As the drive for cleaner motoring continues, taxi drivers are already ahead of the curve when it comes to using less-polluting vehicles.
The Government’s Taxi and private hire vehicle statistics, England: 2023 report, which was published last month, offers a fascinating insight into the makeup of the taxi and private hire fleets.
One of the first figures to jump out is that taxi drivers and private hire drivers continue to turn to hybrids and EVs as they steer away from petrol and diesel vehicles.
The report shows that from 2020 to 2023, the proportion of public hire taxis using petrol and diesel fell from 89% in 2020 to 77% in 2023.
In the same period, the proportion of hybrid vehicles doubled from 10% in 2020 to 22% in 2023, while the proportion of battery electric vehicles increased four-fold, from 0.2% in 2020 to 0.8% in 2023.
In the private hire sector, the most common fuel type category on March 31, 2023, was petrol and diesel (53%) with hybrid vehicles making up 40% of the fleet, and 6.4% were EVs.
At the same time, the proportion of PHVs using petrol and diesel fell from 65% in 2020 to 53% in 2023. The proportion of hybrid vehicles increased slightly from 34% in 2020 to 40% in 2023, and the proportion of EVs increased eight-fold from 0.8% in 2020 to 6.4% in 2023.
The Government compared these figures to the rest of the car-driving population and found that the taxi fleet has about four times the proportion of hybrid vehicles (22%), but about half the proportion of battery electric vehicles (0.8%).
The comparison is higher with PHV drivers, who favour hybrids for their economy.
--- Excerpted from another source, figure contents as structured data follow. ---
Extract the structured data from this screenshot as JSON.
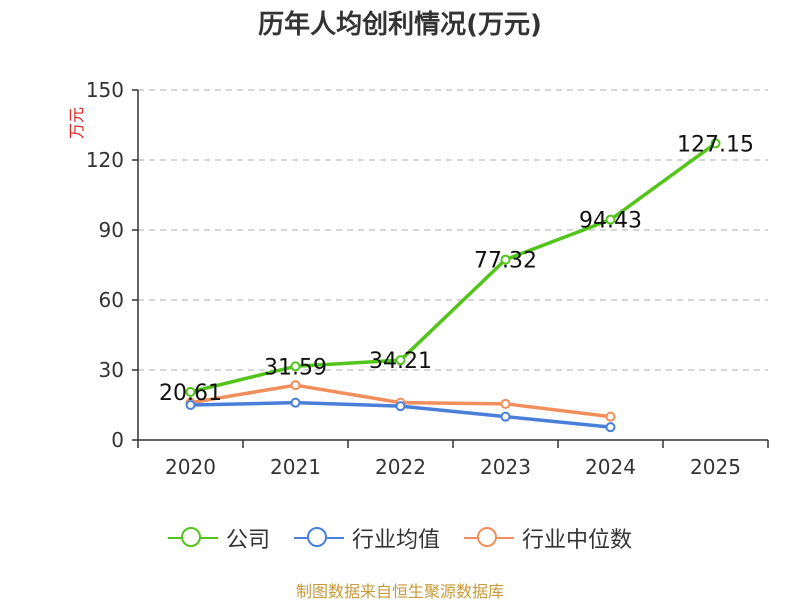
{
  "title": "历年人均创利情况(万元)",
  "source_note": "制图数据来自恒生聚源数据库",
  "chart_data": {
    "type": "line",
    "title": "历年人均创利情况(万元)",
    "xlabel": "",
    "ylabel": "万元",
    "categories": [
      "2020",
      "2021",
      "2022",
      "2023",
      "2024",
      "2025"
    ],
    "ylim": [
      0,
      150
    ],
    "yticks": [
      0,
      30,
      60,
      90,
      120,
      150
    ],
    "grid": true,
    "legend_position": "bottom",
    "series": [
      {
        "name": "公司",
        "color": "#52c41a",
        "values": [
          20.61,
          31.59,
          34.21,
          77.32,
          94.43,
          127.15
        ],
        "labels": [
          "20.61",
          "31.59",
          "34.21",
          "77.32",
          "94.43",
          "127.15"
        ]
      },
      {
        "name": "行业均值",
        "color": "#4a7fd9",
        "values": [
          15,
          16,
          14.5,
          10,
          5.5,
          null
        ]
      },
      {
        "name": "行业中位数",
        "color": "#f28e5b",
        "values": [
          16,
          23.5,
          16,
          15.5,
          10,
          null
        ]
      }
    ]
  }
}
Compared to the overall car fleet, the PHV fleet has about eight times the proportion of hybrid vehicles (40%), and about three times the proportion of electric vehicles (6.4%).
It is interesting that a smaller percentage of taxi drivers have made the switch to EVs compared to the private car market. This is probably because of concerns about vehicle range and charging which have been well documented.
The report also paints a picture of the country’s taxi fleet as a whole, which currently stands at 289,400 licensed taxis and PHVs in England. Almost one fifth (57,200) of these vehicles have public hire insurance, and the total number of licensed vehicles increased by 11.0% between 2022 and 2023, driven by a 14.6% increase in vehicles with private hire insurance.
While the number of public hire taxis in London increased by 3.4%, it fell 2.9% outside the capital.
The number of PHVs increased to 232,200 – a 14.6% increase from 2022 and there was a larger increase in PHVs in England outside of London (16.8%) compared to 11.3% in the capital.
The report showed there were 346,300 driver licences in England – 16,300 (4.9%) more than in 2022. Of the total licences, 67% were PHV-only licences, 11% were taxi-only licences and 21% were dual taxi and PHV licences which allow the holder to drive both taxis and PHVs.
We recently highlighted the practice of drivers being licenced by one authority while operating in another. The issue was also highlighted by the data which shows that Wolverhampton had the highest number of licensed vehicles per 1,000 population, with 85.3%, compared to several rural areas which have less than one licensed taxi per 1,000 people.
And while most regions saw increases or falls of less than 5%, the West Midlands saw a 28% rise – mainly due to a large increase in Wolverhampton.
The report also looked at the people behind the wheel of a taxi or PHV and found the majority of drivers were male (93%) with an average age of 51.
If the current trends continue, it won’t be long before hybrids make up half of the PHV fleet and, as the range of EVs improves and more charging stations are created, the drive towards fully electric vehicles will also pick up pace.